The father of a soldier who fell into Taliban hands four years ago in Afghanistan launched a White House petition drive on Friday to get his son freed.

Robert Bergdahl, whose son Army Sgt. Bowe Bergdahl, 27, of Ketchum, Idaho, vanished from a remote U.S. fire base near Pakistan in June 2009 and is officially considered “missing-captured,” tweeted links to the petition which had collected 141 signatures by Saturday morning.

“Please Sign The White House Petition to free Sgt. Bowe Bergdahl Prisoner of War,” Robert Bergdahl tweeted late Friday.

His petition, on the heels of a reported new video of the missing G.I., is a general call to “take action to secure the release, or rescue, of Sgt. Bowe Bergdahl, using all means available, including force.” ....
ABC News, 18 Jan 14
 
Afghanistan’s Taliban said Sunday it has suspended “mediation” with the United States to exchange captive Sgt.
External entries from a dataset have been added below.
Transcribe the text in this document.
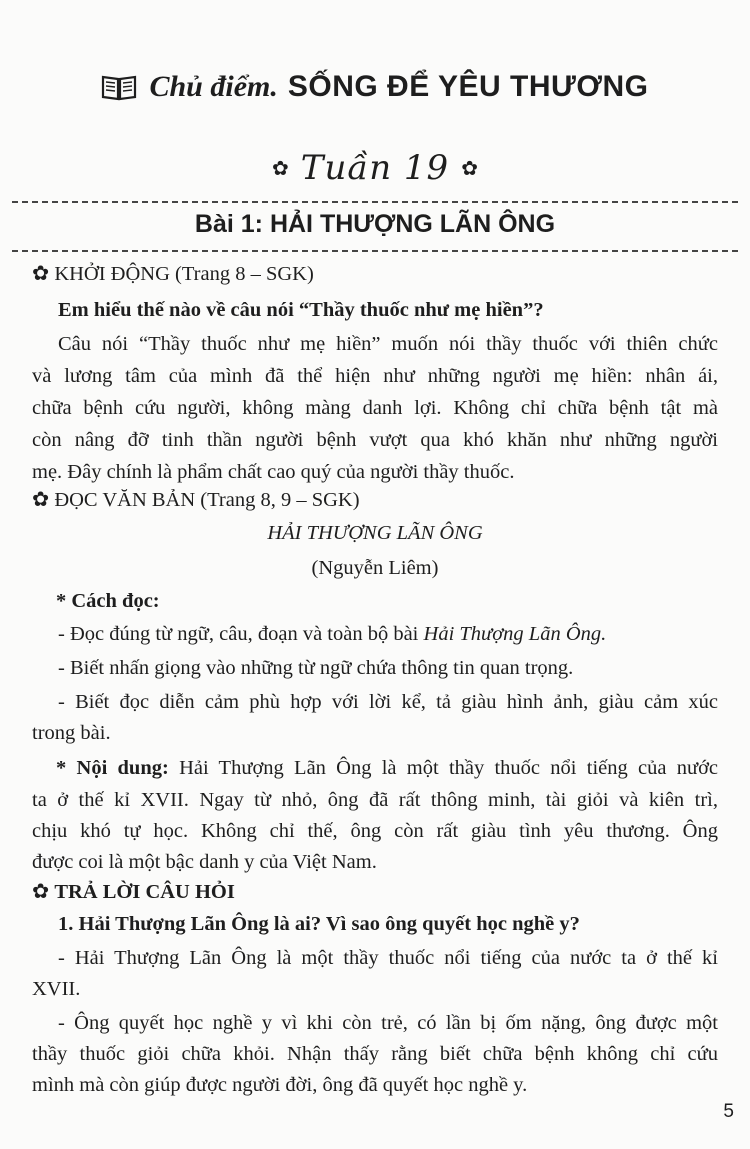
Chủ điểm. SỐNG ĐỂ YÊU THƯƠNG
✿ Tuần 19 ✿
Bài 1: HẢI THƯỢNG LÃN ÔNG
✿ KHỞI ĐỘNG (Trang 8 – SGK)
Em hiểu thế nào về câu nói “Thầy thuốc như mẹ hiền”?
Câu nói “Thầy thuốc như mẹ hiền” muốn nói thầy thuốc với thiên chức
và lương tâm của mình đã thể hiện như những người mẹ hiền: nhân ái,
chữa bệnh cứu người, không màng danh lợi. Không chỉ chữa bệnh tật mà
còn nâng đỡ tinh thần người bệnh vượt qua khó khăn như những người
mẹ. Đây chính là phẩm chất cao quý của người thầy thuốc.
✿ ĐỌC VĂN BẢN (Trang 8, 9 – SGK)
HẢI THƯỢNG LÃN ÔNG
(Nguyễn Liêm)
* Cách đọc:
- Đọc đúng từ ngữ, câu, đoạn và toàn bộ bài Hải Thượng Lãn Ông.
- Biết nhấn giọng vào những từ ngữ chứa thông tin quan trọng.
- Biết đọc diễn cảm phù hợp với lời kể, tả giàu hình ảnh, giàu cảm xúc
trong bài.
* Nội dung: Hải Thượng Lãn Ông là một thầy thuốc nổi tiếng của nước
ta ở thế kỉ XVII. Ngay từ nhỏ, ông đã rất thông minh, tài giỏi và kiên trì,
chịu khó tự học. Không chỉ thế, ông còn rất giàu tình yêu thương. Ông
được coi là một bậc danh y của Việt Nam.
✿ TRẢ LỜI CÂU HỎI
1. Hải Thượng Lãn Ông là ai? Vì sao ông quyết học nghề y?
- Hải Thượng Lãn Ông là một thầy thuốc nổi tiếng của nước ta ở thế kỉ
XVII.
- Ông quyết học nghề y vì khi còn trẻ, có lần bị ốm nặng, ông được một
thầy thuốc giỏi chữa khỏi. Nhận thấy rằng biết chữa bệnh không chỉ cứu
mình mà còn giúp được người đời, ông đã quyết học nghề y.
5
Bowe Bergdahl for five senior Taliban prisoners held at Guantanamo Bay, halting — at least temporarily — what was considered the best chance yet of securing the 27-year-old soldier’s freedom since his capture in 2009.

In a terse Pashto language statement emailed to The Associated Press, Taliban spokesman Zabihullah Mujahed blamed the “current complex political situation in the country” for the suspension.

A U.S. official with knowledge of the talks said the cause of the suspension was not the result of any issue between the United States and Taliban. He declined to elaborate and spoke on condition of anonymity because he was not authorized to speak to journalists ....
Army Times, 23 Feb 14
 
This Breaking NEWS coming from the BBC reference US soldier held by Taliban:

Reproduced under the Fair Dealings provisions of the Copyright Act.

LINK


BBC NEWS, ASIA
31 May 2014 Last updated at 12:50 ET

US soldier Bowe Bergdahl freed from Afghanistan

A US soldier who has been held by the Taliban in Afghanistan for nearly five years has been freed in deal that includes the release of five Afghan detainees, US officials say.

US Army Sergeant Bowe Bergdahl, 28, was handed over to US forces in good health, the officials said.

The five Afghan detainees have been released from the US prison at Guantanamo Bay, Cuba.

They were handed over to Qatar, which mediated the transfer.

Sgt Bergdahl was the only US soldier being held by the Taliban in Afghanistan.